Cost Book-Keeping


 The Principle of Double Entry

In some businesses, the cost accounts may consist of little more than statistical memoranda, but in a business of any size or complexity, it is preferable for the cost accounts to be kept on a double entry basis, as this will provide more detailed information and a check on the arithmetical accuracy of the entries.

While double entry cost accounts are generally to be preferred, you must remember that the system has to suit the business and not the reverse.  An elaborate system should not be introduced merely for the sake of theory; the purpose of cost accounting is to provide management with information.

We shall assume that you are familiar with the elements of double entry book-keeping, and the arguments which show the necessity of keeping the financial accounts on a proper double entry basis.  The same arguments apply to the cost accounts.  As in financial accounts, the golden rule applies – “for every credit there is a debit” – and if you keep to this you will not go far wrong.

Main Classification

Accounting systems which are used for costs may be classified as follows:

 Interlocking Systems

In these systems two separate ledgers are kept, one for costing figures (the cost ledger) and one for financial figures (the financial ledger).  Most figures in the cost ledger will have been extracted from the financial ledger.  For example, materials entering the store, which will be recorded in the cost ledger, will already appear in the purchases account in the financial ledger.  This is why the systems are described as “interlocking”.  Since both ledgers describe the transactions of the business during the same period, they must be capable of reconciliation.

 Integrated or Integral Systems

In these systems one ledger is kept, in which both the financial and cost data are recorded.



Integrated accounts are a set of accounting records which provide financial and cost accounts using a common input of data for all accounting purposes.

An integrated accounting system avoids the need to open a cost ledger control account and to reconcile the cost and financial accounts.

Figure 2 shows the accounting flow within an integrated system.  If you compare this flowchart with Figure 1 you will see that they are very similar.  In the integrated system the debtors, creditors, bank and fixed assets accounts have replaced the cost ledger control account.

In the interlocking system these accounts were, of course, part of the financial ledger, and the cost ledger control account was the means of interlocking the two ledgers, transferring items from the financial to the cost ledger.  The integrated system is more straightforward as this intermediate step is eliminated.

If you now compare the integrated system with what you learned about the financial ledger in your Accounting Framework course, you will notice that the integrated system has dispensed with the purchases account.  The figure of purchases is derived from the creditors control account and posted straight to the stores control account.

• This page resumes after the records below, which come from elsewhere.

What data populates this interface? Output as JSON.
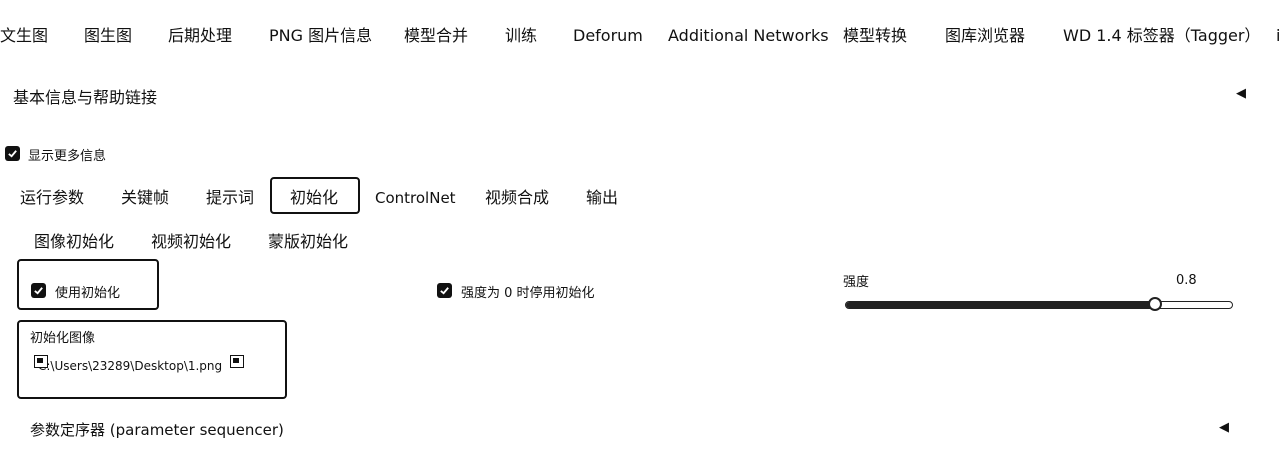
{
  "top_tabs": [
    {
      "label": "文生图"
    },
    {
      "label": "图生图"
    },
    {
      "label": "后期处理"
    },
    {
      "label": "PNG 图片信息"
    },
    {
      "label": "模型合并"
    },
    {
      "label": "训练"
    },
    {
      "label": "Deforum"
    },
    {
      "label": "Additional Networks"
    },
    {
      "label": "模型转换"
    },
    {
      "label": "图库浏览器"
    },
    {
      "label": "WD 1.4 标签器（Tagger）"
    },
    {
      "label": "i"
    }
  ],
  "info_panel": {
    "title": "基本信息与帮助链接",
    "arrow": "◀"
  },
  "show_more": {
    "label": "显示更多信息",
    "checked": true
  },
  "section_tabs": [
    {
      "label": "运行参数"
    },
    {
      "label": "关键帧"
    },
    {
      "label": "提示词"
    },
    {
      "label": "初始化",
      "active": true
    },
    {
      "label": "ControlNet"
    },
    {
      "label": "视频合成"
    },
    {
      "label": "输出"
    }
  ],
  "init_tabs": [
    {
      "label": "图像初始化"
    },
    {
      "label": "视频初始化"
    },
    {
      "label": "蒙版初始化"
    }
  ],
  "use_init": {
    "label": "使用初始化",
    "checked": true
  },
  "strength_zero": {
    "label": "强度为 0 时停用初始化",
    "checked": true
  },
  "strength": {
    "label": "强度",
    "value": "0.8",
    "fraction": 0.8
  },
  "init_image": {
    "label": "初始化图像",
    "value": "C:\\Users\\23289\\Desktop\\1.png",
    "display_text": "C:\\Users\\23289\\Desktop\\1.png"
  },
  "sequencer": {
    "title": "参数定序器 (parameter sequencer)",
    "arrow": "◀"
  }
}
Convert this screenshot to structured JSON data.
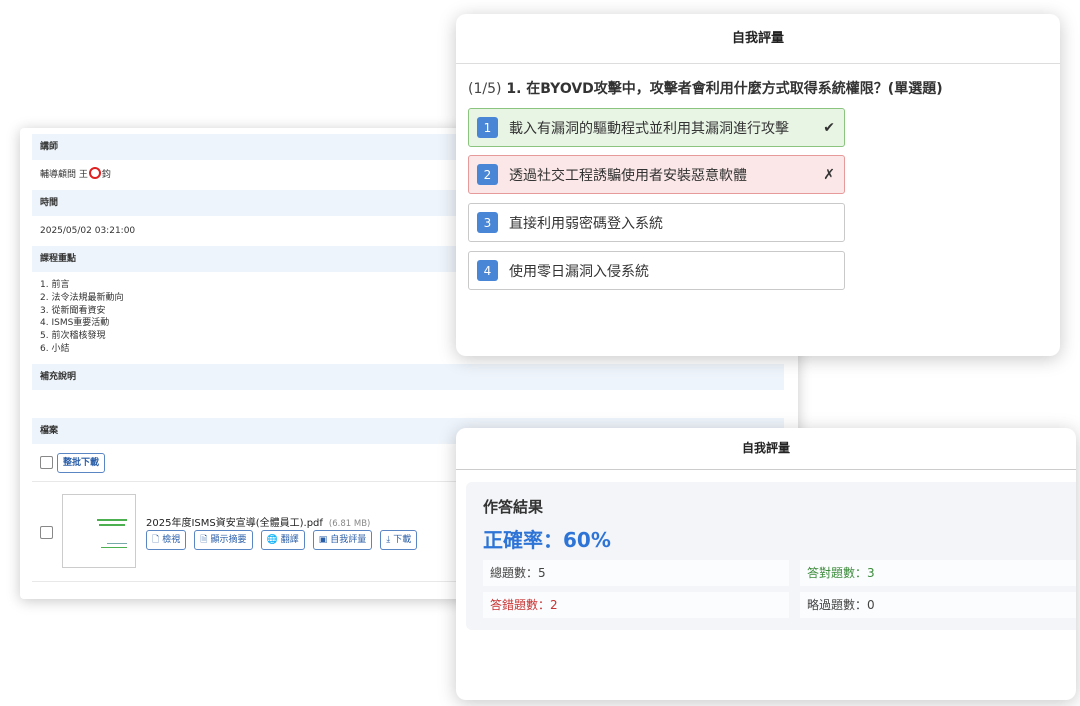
{
  "course": {
    "instructor_header": "講師",
    "instructor_prefix": "輔導顧問 王",
    "instructor_suffix": "鈞",
    "time_header": "時間",
    "time_value": "2025/05/02 03:21:00",
    "outline_header": "課程重點",
    "outline": [
      "1. 前言",
      "2. 法令法規最新動向",
      "3. 從新聞看資安",
      "4. ISMS重要活動",
      "5. 前次稽核發現",
      "6. 小結"
    ],
    "notes_header": "補充說明",
    "files_header": "檔案",
    "bulk_download_label": "整批下載",
    "file": {
      "name": "2025年度ISMS資安宣導(全體員工).pdf",
      "size": "(6.81 MB)",
      "actions": [
        {
          "icon": "file-view-icon",
          "glyph": "🗋",
          "label": "檢視"
        },
        {
          "icon": "summary-icon",
          "glyph": "🗎",
          "label": "顯示摘要"
        },
        {
          "icon": "globe-icon",
          "glyph": "🌐",
          "label": "翻譯"
        },
        {
          "icon": "quiz-icon",
          "glyph": "▣",
          "label": "自我評量"
        },
        {
          "icon": "download-icon",
          "glyph": "⤓",
          "label": "下載"
        }
      ]
    }
  },
  "quiz": {
    "title": "自我評量",
    "progress": "(1/5)",
    "question": "1. 在BYOVD攻擊中，攻擊者會利用什麼方式取得系統權限？(單選題)",
    "options": [
      {
        "num": "1",
        "text": "載入有漏洞的驅動程式並利用其漏洞進行攻擊",
        "state": "correct",
        "mark": "✔"
      },
      {
        "num": "2",
        "text": "透過社交工程誘騙使用者安裝惡意軟體",
        "state": "wrong",
        "mark": "✗"
      },
      {
        "num": "3",
        "text": "直接利用弱密碼登入系統",
        "state": "none",
        "mark": ""
      },
      {
        "num": "4",
        "text": "使用零日漏洞入侵系統",
        "state": "none",
        "mark": ""
      }
    ],
    "colors": {
      "correct_bg": "#e8f5e5",
      "wrong_bg": "#fbe7e7",
      "number_badge": "#4a86d6"
    }
  },
  "result": {
    "title": "自我評量",
    "heading": "作答結果",
    "accuracy": "正確率：60%",
    "total": "總題數：5",
    "correct": "答對題數：3",
    "wrong": "答錯題數：2",
    "skipped": "略過題數：0",
    "colors": {
      "accuracy": "#2d74d6",
      "correct": "#3c8c3c",
      "wrong": "#c83232"
    }
  }
}
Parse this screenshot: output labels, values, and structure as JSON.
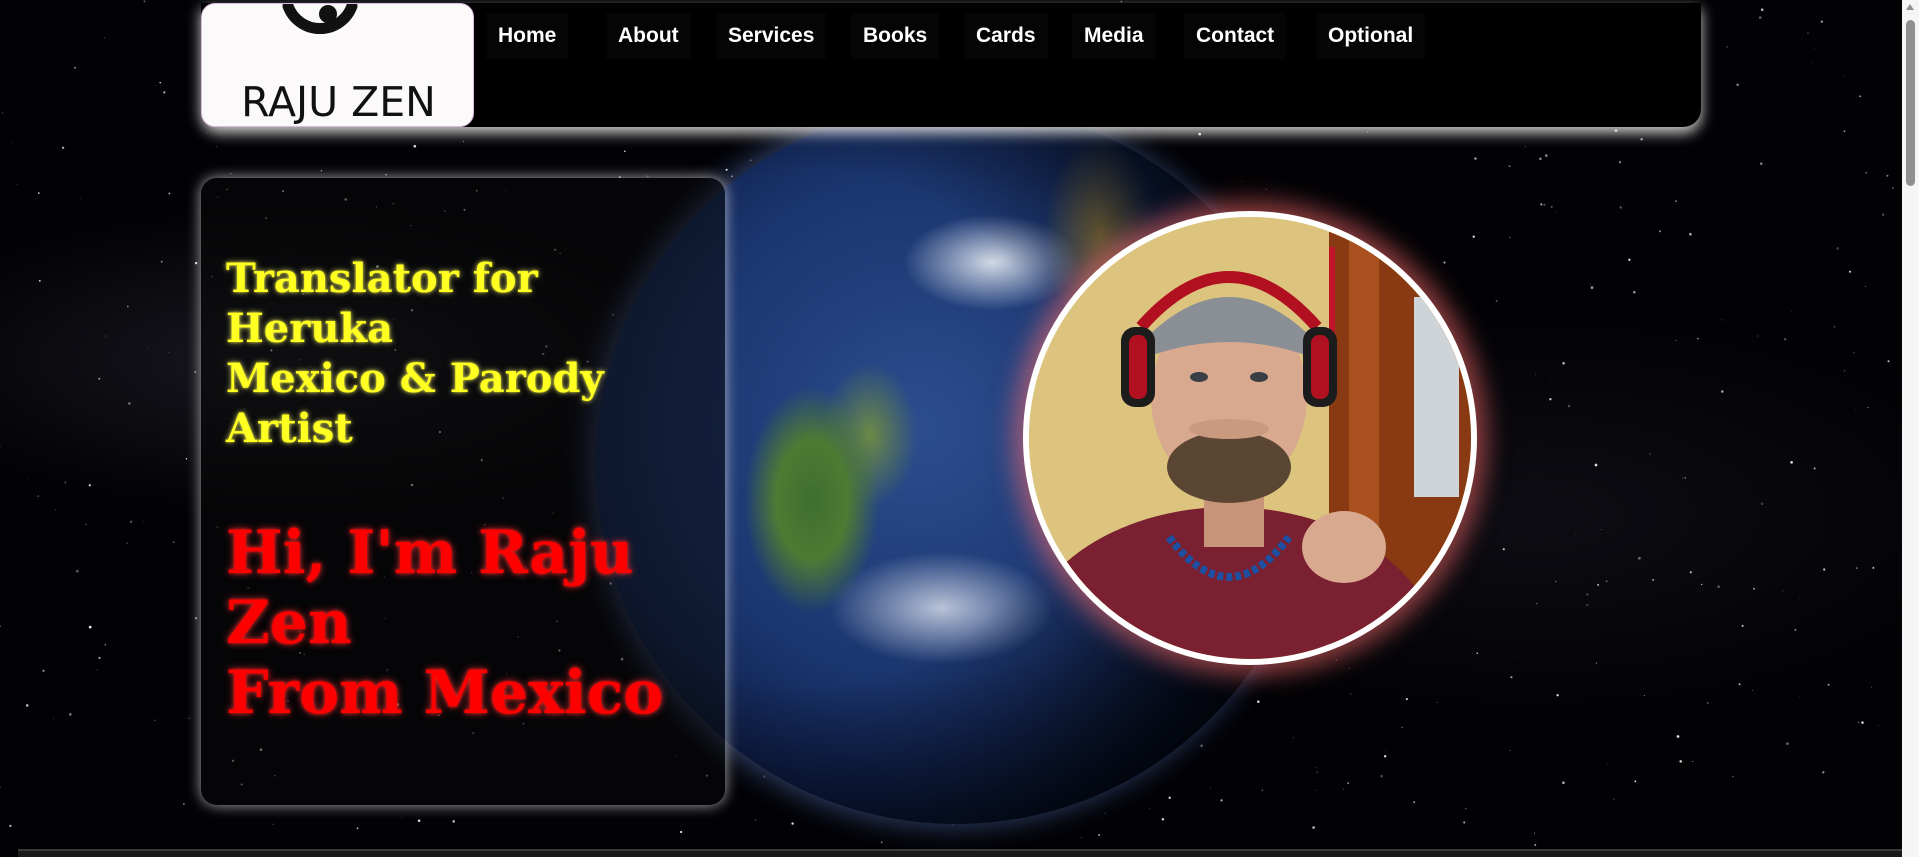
{
  "brand": {
    "name": "RAJU ZEN"
  },
  "nav": {
    "items": [
      {
        "label": "Home"
      },
      {
        "label": "About"
      },
      {
        "label": "Services"
      },
      {
        "label": "Books"
      },
      {
        "label": "Cards"
      },
      {
        "label": "Media"
      },
      {
        "label": "Contact"
      },
      {
        "label": "Optional"
      }
    ]
  },
  "hero": {
    "subtitle_lines": [
      "Translator for",
      "Heruka",
      "Mexico & Parody",
      "Artist"
    ],
    "headline_lines": [
      "Hi, I'm Raju",
      "Zen",
      "From Mexico"
    ]
  },
  "colors": {
    "subtitle": "#ffff22",
    "headline": "#ff0000",
    "photo_glow": "#ff6e6e",
    "header_bg": "#000000"
  }
}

Advantages of Integrated Accounting Systems

Provided that integrated accounting can be fitted conveniently into the organisation, there are five distinct advantages:

  • Savings in accounting costs can be made.
  • There is no need for reconciliation of cost and financial accounts.
  • Better use can be made of accounting information, since all the facts are known. Together with this is the better co-operation which should ensue from the cost and financial accounting staff also being “integrated”.
  • Single data capture greatly simplifies automated linkages between the process control systems, accounting systems and the overall management information systems.
  • When introducing computerised systems, it is not sensible to use two separate ledgers, with all the attendant control problems. Computer systems are best at handling large volumes of data and exercising overall control, but problems often arise when control level interfaces are necessary such as when two or more ledgers are maintained.  To overcome these problems the purchase and sales ledger areas of a computerised accounting system are usually kept apart from the nominal ledger and are physically defined as separate modules by the software supplier

If the accounts are not computerised, the work has to be sub-divided and, historically, this was why separate ledgers evolved for the cost and financial accounts.